Il risultato è notevole: il nome "Milanesiana" evoca un nutrito palinsesto di proiezioni, incontri, concerti, letture dal vivo di qualità indiscutibile. Non solo: anche un modo originale di organizzare un appuntamento importante, che stimola l'affezione e la curiosità del pubblico senza cristallizzarsi in forme rigide. In tal modo, pensiamo di essere riusciti nell'idea di dare una struttura duttile al festival, oggi specchio della bellezza dell'arte ( anche quando vi si parla di "bruttezza") e dell'attualità culturale.Crediamo sia un merito di non poco conto.
"La Milanesiana" rappresenta un modo innovativo di concepire l'evento culturale: qualcosa in continua evoluzione, capace di captare tendenze internazionali, di aprirsi ai movimenti culturali d'oltralpe e anche di calamitare pubblici eterogenei. Il festival, da questo punto di vista, riflette Milano, una città orientata verso il nuovo e l'originalità, in tutti i campi.
Pensiamo non sia immodesto rivendicare alla Provincia di Milano il merito di aver compreso che nel progetto "Milanesiana" la città può riscoprire la sua vocazione internazionale e l'apertura al resto del mondo. E che tutto questo avvenga attraverso la cultura ci appare doppiamente significativo.
Poichè "La Milanesiana" è una rassegna che produce cultura, oltre che offrirla, siamo convinti che sia proprio questa la strada da percorrere per donare una rinnovata luminosità a Milano.Eccoci dunque al via de "La Milanesiana" 2006. Il sipario si alzerà su una videoinstallazione di Brian Eno negli spazi della Triennale, un'opera che vedremo in anteprima europea e che sarà poi trasferita alla Biennale di Venezia.

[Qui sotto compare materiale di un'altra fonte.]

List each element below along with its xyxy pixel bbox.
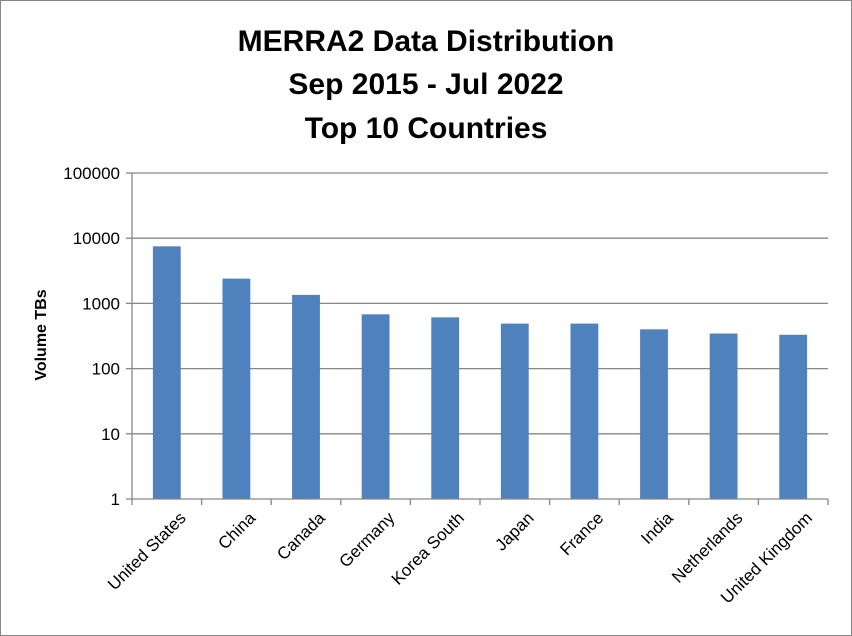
bar (152, 246, 181, 499)
x-tick-label: Canada (273, 508, 329, 564)
chart-title-line-1: MERRA2 Data Distribution (238, 25, 615, 58)
y-axis-title: Volume TBs (33, 289, 50, 380)
y-tick-label: 1 (111, 490, 120, 509)
bar (640, 329, 668, 499)
x-tick-label: Japan (491, 508, 537, 554)
bar (570, 323, 599, 499)
y-tick-label: 1000 (82, 294, 120, 313)
x-tick-label: United States (104, 508, 190, 594)
bar (361, 314, 390, 499)
y-tick-label: 10 (101, 425, 120, 444)
bar (709, 333, 738, 499)
axes (131, 173, 829, 505)
chart-title-line-3: Top 10 Countries (305, 112, 548, 145)
x-tick-label: France (556, 508, 607, 559)
x-tick-label: India (637, 508, 677, 548)
bar (222, 278, 251, 499)
bar (779, 334, 808, 499)
x-tick-label: Germany (336, 508, 399, 571)
y-tick-label: 100 (92, 360, 120, 379)
x-tick-label: Korea South (388, 508, 468, 588)
x-tick-label: China (214, 508, 259, 553)
y-tick-labels: 1 10 100 1000 10000 100000 (63, 164, 120, 509)
bar (500, 323, 529, 499)
bar (431, 317, 460, 499)
bar (292, 294, 320, 499)
bars (152, 246, 808, 499)
chart-title: MERRA2 Data Distribution Sep 2015 - Jul … (238, 25, 615, 145)
y-tick-label: 100000 (63, 164, 120, 183)
y-tick-label: 10000 (73, 229, 120, 248)
chart-title-line-2: Sep 2015 - Jul 2022 (288, 68, 563, 101)
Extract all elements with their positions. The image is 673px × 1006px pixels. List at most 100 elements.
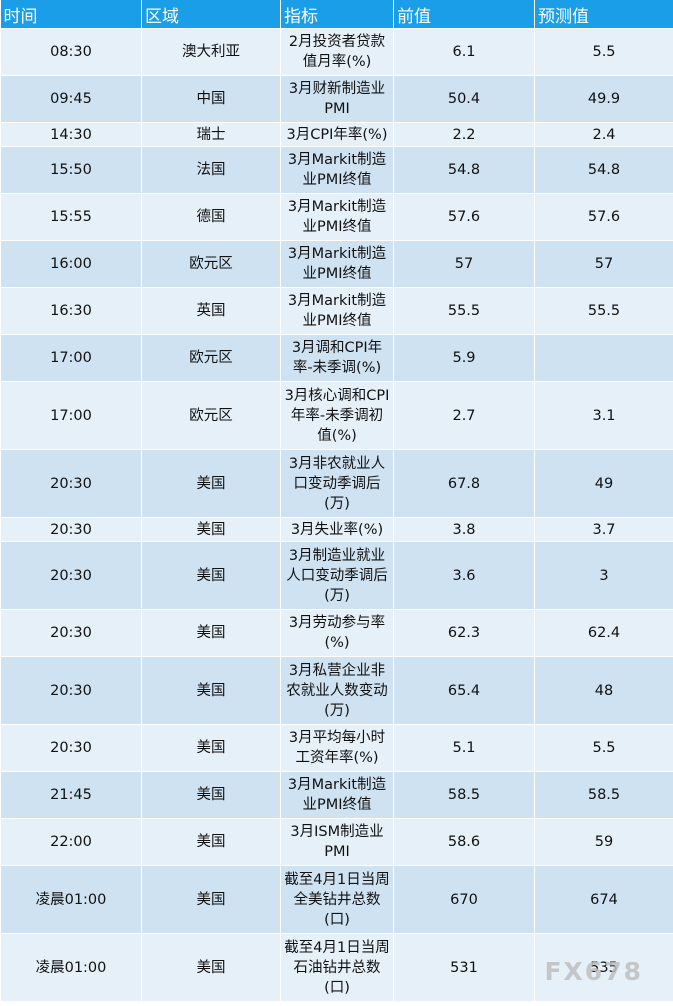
table-row: 凌晨01:00 美国 截至4月1日当周全美钻井总数(口) 670 674 xyxy=(0,865,673,934)
cell-time: 20:30 xyxy=(0,656,142,725)
cell-region: 法国 xyxy=(141,146,281,194)
cell-previous: 62.3 xyxy=(393,609,535,657)
cell-region: 德国 xyxy=(141,193,281,241)
table-row: 凌晨01:00 美国 截至4月1日当周石油钻井总数(口) 531 535 xyxy=(0,933,673,1002)
cell-indicator: 截至4月1日当周石油钻井总数(口) xyxy=(280,933,394,1002)
cell-time: 17:00 xyxy=(0,334,142,382)
table-row: 20:30 美国 3月劳动参与率(%) 62.3 62.4 xyxy=(0,609,673,657)
cell-forecast: 57.6 xyxy=(534,193,673,241)
cell-indicator: 3月私营企业非农就业人数变动(万) xyxy=(280,656,394,725)
cell-region: 澳大利亚 xyxy=(141,28,281,76)
cell-region: 美国 xyxy=(141,449,281,518)
cell-region: 欧元区 xyxy=(141,240,281,288)
cell-indicator: 3月CPI年率(%) xyxy=(280,122,394,147)
cell-indicator: 截至4月1日当周全美钻井总数(口) xyxy=(280,865,394,934)
cell-region: 美国 xyxy=(141,541,281,610)
cell-forecast: 58.5 xyxy=(534,771,673,819)
cell-indicator: 3月制造业就业人口变动季调后(万) xyxy=(280,541,394,610)
cell-region: 欧元区 xyxy=(141,334,281,382)
cell-indicator: 3月平均每小时工资年率(%) xyxy=(280,724,394,772)
cell-previous: 57 xyxy=(393,240,535,288)
cell-indicator: 3月Markit制造业PMI终值 xyxy=(280,287,394,335)
cell-region: 美国 xyxy=(141,933,281,1002)
table-row: 22:00 美国 3月ISM制造业PMI 58.6 59 xyxy=(0,818,673,866)
table-row: 20:30 美国 3月制造业就业人口变动季调后(万) 3.6 3 xyxy=(0,541,673,610)
cell-previous: 67.8 xyxy=(393,449,535,518)
cell-forecast: 3 xyxy=(534,541,673,610)
table-row: 17:00 欧元区 3月核心调和CPI年率-未季调初值(%) 2.7 3.1 xyxy=(0,381,673,450)
cell-time: 22:00 xyxy=(0,818,142,866)
cell-forecast: 3.7 xyxy=(534,517,673,542)
table-row: 08:30 澳大利亚 2月投资者贷款值月率(%) 6.1 5.5 xyxy=(0,28,673,76)
cell-region: 欧元区 xyxy=(141,381,281,450)
cell-region: 中国 xyxy=(141,75,281,123)
cell-region: 英国 xyxy=(141,287,281,335)
cell-time: 20:30 xyxy=(0,449,142,518)
cell-previous: 2.7 xyxy=(393,381,535,450)
cell-time: 21:45 xyxy=(0,771,142,819)
table-row: 17:00 欧元区 3月调和CPI年率-未季调(%) 5.9 xyxy=(0,334,673,382)
cell-region: 美国 xyxy=(141,724,281,772)
table-row: 20:30 美国 3月平均每小时工资年率(%) 5.1 5.5 xyxy=(0,724,673,772)
cell-forecast: 674 xyxy=(534,865,673,934)
cell-forecast: 535 xyxy=(534,933,673,1002)
cell-time: 15:55 xyxy=(0,193,142,241)
cell-forecast: 5.5 xyxy=(534,28,673,76)
table-row: 20:30 美国 3月失业率(%) 3.8 3.7 xyxy=(0,517,673,542)
cell-time: 凌晨01:00 xyxy=(0,933,142,1002)
cell-indicator: 3月调和CPI年率-未季调(%) xyxy=(280,334,394,382)
cell-region: 美国 xyxy=(141,771,281,819)
cell-forecast: 49 xyxy=(534,449,673,518)
cell-indicator: 3月ISM制造业PMI xyxy=(280,818,394,866)
table-row: 21:45 美国 3月Markit制造业PMI终值 58.5 58.5 xyxy=(0,771,673,819)
cell-previous: 54.8 xyxy=(393,146,535,194)
table-row: 15:50 法国 3月Markit制造业PMI终值 54.8 54.8 xyxy=(0,146,673,194)
header-time: 时间 xyxy=(0,0,142,29)
cell-indicator: 2月投资者贷款值月率(%) xyxy=(280,28,394,76)
header-previous: 前值 xyxy=(393,0,535,29)
cell-time: 16:30 xyxy=(0,287,142,335)
header-indicator: 指标 xyxy=(280,0,394,29)
cell-previous: 3.6 xyxy=(393,541,535,610)
cell-previous: 531 xyxy=(393,933,535,1002)
cell-region: 美国 xyxy=(141,865,281,934)
cell-previous: 58.5 xyxy=(393,771,535,819)
table-row: 14:30 瑞士 3月CPI年率(%) 2.2 2.4 xyxy=(0,122,673,147)
cell-time: 20:30 xyxy=(0,517,142,542)
cell-time: 20:30 xyxy=(0,724,142,772)
cell-forecast: 49.9 xyxy=(534,75,673,123)
cell-time: 20:30 xyxy=(0,609,142,657)
table-row: 15:55 德国 3月Markit制造业PMI终值 57.6 57.6 xyxy=(0,193,673,241)
cell-indicator: 3月Markit制造业PMI终值 xyxy=(280,771,394,819)
table-body: 08:30 澳大利亚 2月投资者贷款值月率(%) 6.1 5.5 09:45 中国 3月财新制… xyxy=(0,28,673,1002)
cell-forecast: 55.5 xyxy=(534,287,673,335)
cell-forecast xyxy=(534,334,673,382)
cell-forecast: 57 xyxy=(534,240,673,288)
cell-time: 20:30 xyxy=(0,541,142,610)
cell-forecast: 59 xyxy=(534,818,673,866)
cell-forecast: 5.5 xyxy=(534,724,673,772)
table-row: 09:45 中国 3月财新制造业PMI 50.4 49.9 xyxy=(0,75,673,123)
cell-time: 14:30 xyxy=(0,122,142,147)
cell-previous: 57.6 xyxy=(393,193,535,241)
cell-previous: 2.2 xyxy=(393,122,535,147)
cell-previous: 670 xyxy=(393,865,535,934)
cell-region: 瑞士 xyxy=(141,122,281,147)
cell-indicator: 3月Markit制造业PMI终值 xyxy=(280,240,394,288)
cell-region: 美国 xyxy=(141,818,281,866)
cell-forecast: 62.4 xyxy=(534,609,673,657)
cell-region: 美国 xyxy=(141,609,281,657)
cell-time: 16:00 xyxy=(0,240,142,288)
cell-time: 15:50 xyxy=(0,146,142,194)
table-row: 20:30 美国 3月私营企业非农就业人数变动(万) 65.4 48 xyxy=(0,656,673,725)
table-row: 16:30 英国 3月Markit制造业PMI终值 55.5 55.5 xyxy=(0,287,673,335)
cell-forecast: 3.1 xyxy=(534,381,673,450)
cell-previous: 3.8 xyxy=(393,517,535,542)
cell-previous: 65.4 xyxy=(393,656,535,725)
cell-previous: 5.9 xyxy=(393,334,535,382)
table-row: 20:30 美国 3月非农就业人口变动季调后(万) 67.8 49 xyxy=(0,449,673,518)
cell-previous: 58.6 xyxy=(393,818,535,866)
cell-region: 美国 xyxy=(141,517,281,542)
cell-previous: 50.4 xyxy=(393,75,535,123)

Abbiamo deciso di ribadire la centralità del teatro Dal Verme come sede delle performance, affiancandogli però la Triennale di Milano, lo Spazio Oberdan, Forma e la sala Montanelli del Corriere della Sera, tutti luoghi significativi della vita culturale della città. La novità organizzativa di quest'anno è l'intera notte di iniziative che chiuderà il festival: un non stop di musica, letture, video.
L'abbiamo voluta chiamare "notte stregata", perché ad animarla saranno gli scrittori del Premio Strega. Un'ultima notazione: "La Milanesiana" è, come da tradizione, una contaminazione tra generi diversi e in questo senso capace da sé di creare incroci inediti e sperimentazioni.
La presenza di artisti e intellettuali, spesso presenti per la prima nella nostra città, provenienti da varie parti del mondo conferma il cosmopolitismo del festival ed è un invito al dialogo, alla collaborazione pacifica, alla scoperta del valore della diversità culturale, linguistica e creativa, cioè alla cose che aprono al futuro.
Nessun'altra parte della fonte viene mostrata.